A Associação Brasileira de Biogás e Biometano (ABiogás) e o Conselho Empresarial Brasileiro para o Desenvolvimento Sustentável (CEBDS) firmaram parceria a fim de discutir e incentivar o uso de biocombustíveis no Brasil. A parceria acontece em um momento crucial no qual o Brasil precisa atingir os objetivos do Acordo de Paris de até 2030 ter 23% da matriz energética constituída por fontes renováveis não hídricas e ainda de substituição de combustíveis fosseis.

A iniciativa partiu da CEBDS, que lidera um dos projetos mais eficazes e atuantes na América do Sul, o below50, uma colaboração global direcionada ao desenvolvimento do mercado brasileiro para um ambiente ideal aos combustíveis sustentáveis - aqueles que emitem menos de 50% se comparado às emissões de CO2 dos combustíveis tradicionais.

Nesse contexto, o biogás e o biometano se mostram como alternativas de combustíveis renováveis que podem ajudar o Brasil a se torna referência mundial em energias renováveis e biocombustíveis, além de proporcionar um novo desenvolvimento social e econômico para o Brasil.

Segundo os dados da ABiogás, o Brasil tem um potencial de gerar cerca de 52 bilhões metros cúbicos de biogás por ano, o que equivale a 115 mil gigawatts-hora (GWh) de energia elétrica com o aproveitamento dos rejeitos urbanos, da pecuária e agroindústria.

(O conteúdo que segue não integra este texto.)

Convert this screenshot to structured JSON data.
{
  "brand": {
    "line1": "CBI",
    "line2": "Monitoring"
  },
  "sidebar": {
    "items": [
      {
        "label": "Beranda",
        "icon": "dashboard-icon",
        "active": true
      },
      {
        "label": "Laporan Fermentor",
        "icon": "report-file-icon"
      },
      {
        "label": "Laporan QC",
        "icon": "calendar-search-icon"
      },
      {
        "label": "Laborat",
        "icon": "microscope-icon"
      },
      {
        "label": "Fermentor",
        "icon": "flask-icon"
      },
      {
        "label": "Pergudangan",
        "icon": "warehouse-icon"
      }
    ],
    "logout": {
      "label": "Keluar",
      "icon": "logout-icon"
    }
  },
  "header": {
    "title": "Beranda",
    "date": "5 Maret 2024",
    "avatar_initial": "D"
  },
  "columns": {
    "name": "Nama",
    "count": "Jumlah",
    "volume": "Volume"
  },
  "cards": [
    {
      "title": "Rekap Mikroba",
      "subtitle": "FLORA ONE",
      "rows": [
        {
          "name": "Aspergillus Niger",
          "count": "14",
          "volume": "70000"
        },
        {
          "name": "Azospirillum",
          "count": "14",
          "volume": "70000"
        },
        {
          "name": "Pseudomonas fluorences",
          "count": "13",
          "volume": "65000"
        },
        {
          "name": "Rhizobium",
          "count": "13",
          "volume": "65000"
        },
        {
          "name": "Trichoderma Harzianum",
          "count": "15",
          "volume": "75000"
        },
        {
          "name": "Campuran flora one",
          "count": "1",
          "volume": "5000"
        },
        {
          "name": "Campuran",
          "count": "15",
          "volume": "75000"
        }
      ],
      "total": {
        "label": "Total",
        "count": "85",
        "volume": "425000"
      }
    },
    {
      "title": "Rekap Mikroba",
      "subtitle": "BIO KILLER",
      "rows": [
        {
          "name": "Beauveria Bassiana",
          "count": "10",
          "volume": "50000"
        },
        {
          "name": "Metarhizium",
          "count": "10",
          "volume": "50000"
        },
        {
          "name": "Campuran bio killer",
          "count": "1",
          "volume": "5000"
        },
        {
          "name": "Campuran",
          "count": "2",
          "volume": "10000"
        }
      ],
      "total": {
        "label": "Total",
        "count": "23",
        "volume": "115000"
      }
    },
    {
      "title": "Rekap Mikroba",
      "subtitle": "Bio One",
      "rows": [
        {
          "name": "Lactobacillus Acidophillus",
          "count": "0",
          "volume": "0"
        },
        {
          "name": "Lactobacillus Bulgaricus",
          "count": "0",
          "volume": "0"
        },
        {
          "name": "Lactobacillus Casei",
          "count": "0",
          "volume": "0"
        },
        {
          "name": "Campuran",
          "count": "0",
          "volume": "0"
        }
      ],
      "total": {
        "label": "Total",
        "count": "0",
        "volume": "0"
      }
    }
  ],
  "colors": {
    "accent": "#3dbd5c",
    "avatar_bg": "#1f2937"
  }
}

Esse volume equivale à produção de quase uma Itaipu e meia e poderia abastecer 25% de toda energia elétrica consumida em 2016.

Soma-se que o biometano como biocombustível emite 85% menos gases de efeito estufa em relação ao diesel e poderia suprir 44% da demanda do país, com pegada negativa de carbono. Para o vice-presidente da ABiogás, Gabriel Kropsch, a parceria vai trazer ainda mais força e respaldo ao debate sobre a viabilidade de biocombustíveis no Brasil.

"Estamos muito felizes em ter como parceiros o CEBDS, uma das entidades mais sérias de desenvolvimento sustentável e comprometida com o desenvolvimento de biocombustíveis e em cumprir as metas de descarbonização da economia brasileira", diz Kropsch.

Na análise da presidente do CEBDS, Marina Grossi, a união das duas entidades reforça a importância para o desenvolvimento sustentável e cumprimento das metas para redução das emissões de gases de efeito estufa.

"A parceria com a ABiogás traz uma nova perspectiva ao below50 – hub América do Sul, que passa a considerar não apenas os biocombustíveis líquidos, tais como etanol e biodiesel, mas também o biogás e biometano. Precisamos considerar todas as alternativas para acelerar o desenvolvimento de uma economia de baixo carbono".